Nos tempos áureos do império, Portugal foi o povo mais rico do mundo. Depois, durante século e meio e até há umas décadas, vimo-nos relativamente carentes e atrasados face aos vizinhos. Isso magoava-nos mais por lembrar velhas glórias. Esse amargo complexo, que os intelectuais apelidaram de "tese da decadência", deixou há muito de ter validade, embora permaneça no folclore mediático e cânone intelectual.
O último meio século transformou Portugal. O país conseguiu um desenvolvimento importante desde os anos 1950, uma democratização sólida desde os anos 1970 e uma integração internacional desde os anos 1980. Hoje somos membros de pleno direito dos clubes globais mais selectos e conceituados, de que fazemos parte há muito tempo e com naturalidade. Os graves problemas que nos assolam desde o início do século não chegam, por enquanto, para perturbar essa condição.

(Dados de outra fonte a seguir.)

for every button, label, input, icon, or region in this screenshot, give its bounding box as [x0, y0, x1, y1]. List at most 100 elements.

Quando éramos pobres tínhamos a compreensível ilusão de que atingindo a prosperidade seria tudo fácil. Agora sabemos que um país rico tem problemas; tem crises, tem pobres. Aliás, as nossas dificuldades vêm, em certa medida, precisamente de sermos ricos. As doenças que temos são semelhantes às do Japão, Itália, Espanha; não parecidas com as do Congo, Brasil, Índia, como há cem anos. Doem na mesma, mas é bom conhecer a diferença.

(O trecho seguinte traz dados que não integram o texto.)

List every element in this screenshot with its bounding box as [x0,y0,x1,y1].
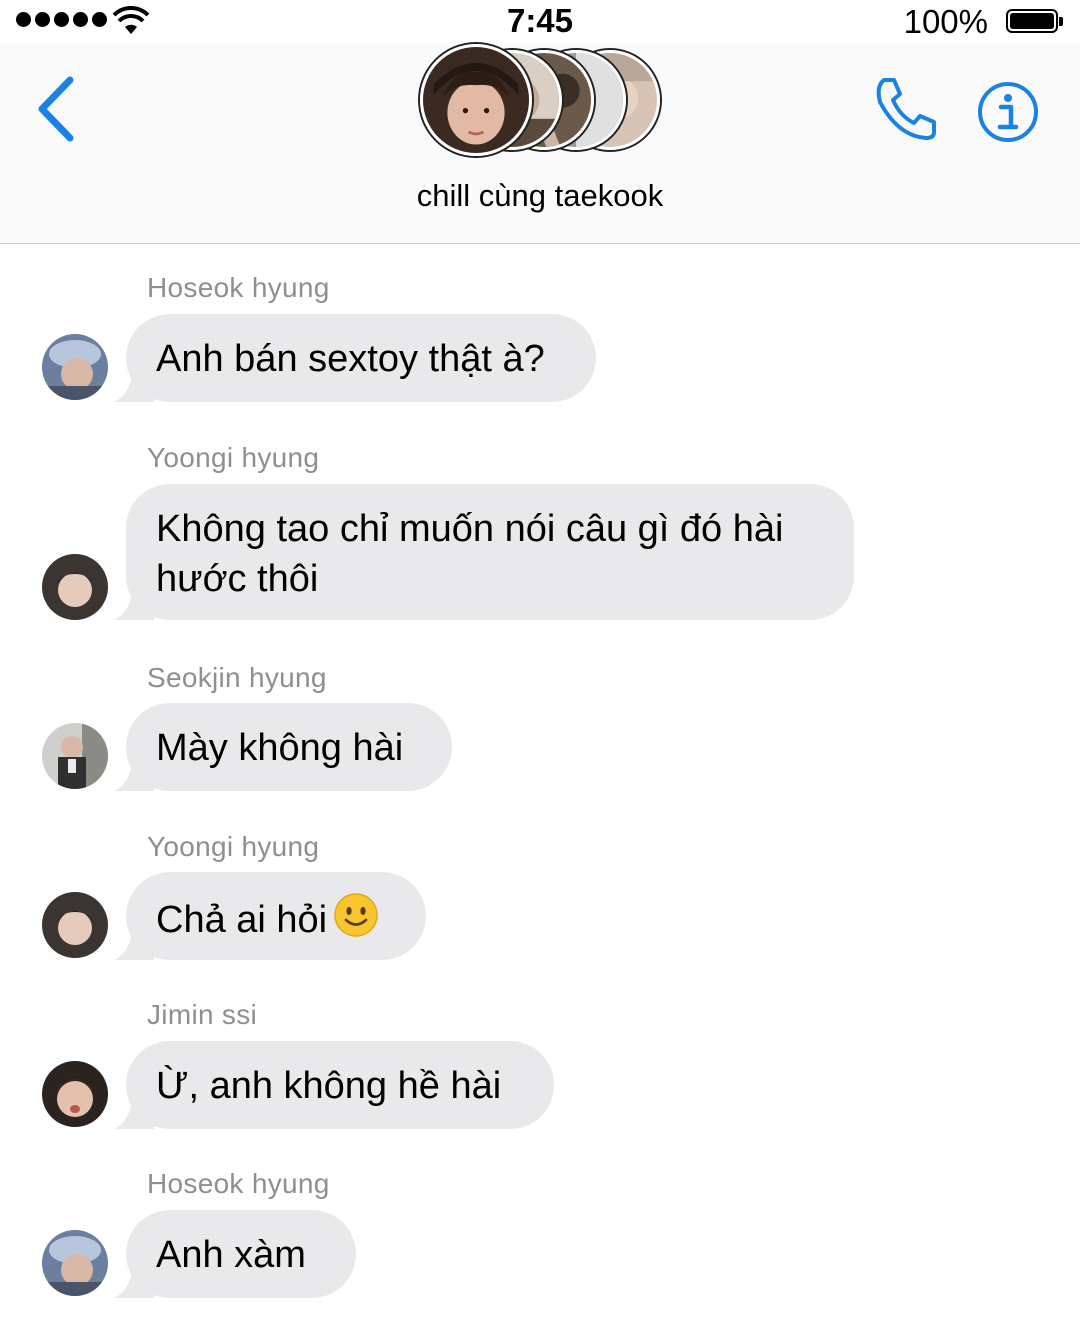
message-text: Anh xàm [126,1210,356,1298]
status-bar: 7:45 100% [0,0,1080,44]
message-bubble[interactable]: Anh bán sextoy thật à? [114,314,596,402]
slightly-smiling-face-icon [334,893,378,937]
message-bubble[interactable]: Chả ai hỏi [114,872,426,960]
message-bubble[interactable]: Anh xàm [114,1210,356,1298]
message-text: Mày không hài [126,703,452,791]
battery-percent: 100% [903,3,988,40]
message-bubble[interactable]: Ừ, anh không hề hài [114,1041,554,1129]
message-bubble[interactable]: Mày không hài [114,703,452,791]
avatar[interactable] [42,1061,108,1127]
message-text: Ừ, anh không hề hài [126,1041,554,1129]
sender-name: Hoseok hyung [147,272,330,303]
conversation-header: chill cùng taekook [0,44,1080,244]
message-bubble[interactable]: Không tao chỉ muốn nói câu gì đó hài hướ… [114,484,854,620]
message-text: Anh bán sextoy thật à? [126,314,596,402]
battery-icon [1006,9,1063,33]
sender-name: Seokjin hyung [147,662,327,693]
info-icon[interactable] [976,80,1040,144]
sender-name: Hoseok hyung [147,1168,330,1199]
group-title[interactable]: chill cùng taekook [0,178,1080,214]
message-text: Không tao chỉ muốn nói câu gì đó hài hướ… [126,484,854,620]
avatar[interactable] [42,334,108,400]
avatar[interactable] [42,1230,108,1296]
message-text-line: Không tao chỉ muốn nói câu gì đó hài [156,508,784,550]
sender-name: Jimin ssi [147,999,258,1030]
sender-name: Yoongi hyung [147,442,320,473]
message-text: Chả ai hỏi [126,872,426,960]
sender-name: Yoongi hyung [147,831,320,862]
group-avatar-stack[interactable] [414,44,674,158]
back-button[interactable] [32,74,80,144]
message-text-span: Chả ai hỏi [156,899,328,941]
avatar[interactable] [42,723,108,789]
group-main-avatar [420,44,532,156]
phone-icon[interactable] [870,74,940,144]
avatar[interactable] [42,892,108,958]
avatar[interactable] [42,554,108,620]
message-text-line: hước thôi [156,558,319,600]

Os indicadores económicos não deixam dúvidas acerca da nossa fortuna. O produto por pessoa coloca-nos em 162.º lugar nos 202 países com dados. Acima de 80% dos países, que compreendem 85% da população global, como podemos não ser dos ricos? Os indicadores sociais confirmam. Na mortalidade infantil temos a 10.ª taxa mais baixa dos 28 e a 6.ª mais baixa dos 15 da União Europeia. Considerando as infraestruturas, como todos ouvimos a cada momento, estamos acima da maioria dos nossos parceiros. Aliás, foi isso mesmo que gerou a dívida que nos trouxe à crise.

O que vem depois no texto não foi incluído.